ANDREA GIANNI
Cronaca

Salvò un uomo dal suicidio, accusato di maltrattamenti: assolto dopo sei anni “da incubo”

Mohammed Haida nel 2009 soccorse un uomo che si era impiccato. Successivamente fu denunciato dalla moglie: condannato in primo grado, sentenza ribaltata in Appello

Mohammed Haida, 38 anni, è titolare di una piccola impresa edile

Mohammed Haida, 38 anni, è titolare di una piccola impresa edile

Milano, 19 dicembre 2024 – Il suo caso era finito alla ribalta nell’agosto del 2009. Il marocchino Mohammed Haida, all’epoca 22enne clandestino in Italia, si arrampicò su un ponteggio del suo palazzo in via Inama, zona Città Studi, tagliando la corda a cui si era impiccato un 55enne milanese, salvandogli la vita.

Un gesto eroico che ha cambiato anche il corso della sua esistenza, perché fu annullato il decreto di espulsione a suo carico e riuscì così ad avviare l’iter che gli ha permesso di ottenere il permesso di soggiorno e un lavoro in regola.

Le accuse sfumate

L’uomo è rimasto in seguito coinvolto in una vicenda giudiziaria che si è trascinata per sei anni e si è conclusa nei giorni scorsi con l’assoluzione in appello dalle gravi accuse di maltrattamenti in famiglia, lesioni e violenza sessuale nei confronti dell’ex moglie, che nel 2018 lo aveva denunciato. Sono state accolte, così, le richieste dell’avvocato Roberto Falessi, che aveva assistito Haida anche nella battaglia per ottenere il permesso di soggiorno dopo il salvataggio in Città Studi, affiancato nel processo di secondo grado dal professor Guglielmo Gulotta.

“È la fine di un incubo”, spiega l’uomo, che ora ha 38 anni ed è titolare di una piccola impresa nel settore dell’edilizia. “Io avevo i mezzi per difendermi nei processi – prosegue – ma penso a tutte quelle persone che non hanno la possibilità, quando rimangono coinvolte in vicende del genere, di nominare validi legali e consulenti. La mia intenzione è quella di chiedere la cittadinanza italiana, che finora mi è stata preclusa visti i fatti di cui ero accusato”.

La vicenda giudiziaria

Il procedimento scaturiva da denunce presentata dalla donna, che aveva conosciuto e sposato in Marocco iniziando poi una convivenza a Milano. Aveva riferito che il marito la chiudeva a chiave in casa, la costringeva a subire botte e maltrattamenti, minacce di morte e altre gravi violenze. Episodi che, invece, il 38enne ha sempre negato.

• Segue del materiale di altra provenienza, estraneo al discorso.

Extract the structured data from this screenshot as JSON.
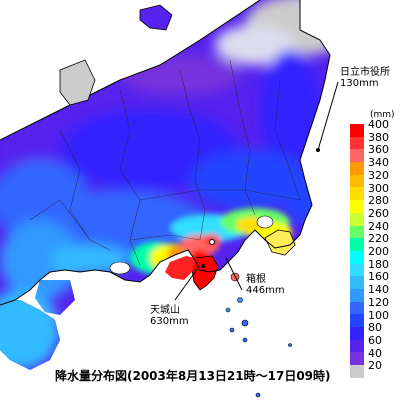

Nel processo di primo grado la pm Letizia Mocciaro aveva chiesto l’assoluzione. Il Tribunale, però, aveva dato una diversa lettura della vicenda, condannando a 4 anni di reclusione l’imputato, sempre rimasto a piede libero.

Nelle motivazioni della sentenza il collegio, presieduto da Elisabetta Canevini, stabiliva la “attendibilità” della persona offesa, assistita dall’avvocato Ilaria Scaccabarozzi (la donna non si è costituita parte civile), e la “coerenza” dei suoi racconti.

Una sentenza ribaltata però, nei giorni scorsi, dalla prima sezione penale della Corte d’Appello, presieduta dalla giudice Chiara Maria Giuseppina Nobili. La sostituta pg Paola Pirotta aveva chiesto l’assoluzione per violenza sessuale e maltrattamenti, e la condanna per due episodi di presunte lesioni. I giudici lo hanno assolto invece da tutti i capi d’imputazione.

L’avvocato tecnologico

“Non ho mai sentito così forte il brivido per l’impatto della giustizia sulla vita delle persone, le può distruggere o far rifiorire”, spiega l’avvocato Falessi, che aveva anche presentato un ricorso in una inedita forma “multimediale“, con Qr Code a disposizione dei giudici per visualizzare foto e video prodotti dalla difesa.

“Non ho mai vissuto così in profondità la tremenda responsabilità di chi si trovi a dover giudicare e che dovrebbe temere l’errore giudiziario – conclude – come l’incubo delle sue notti”.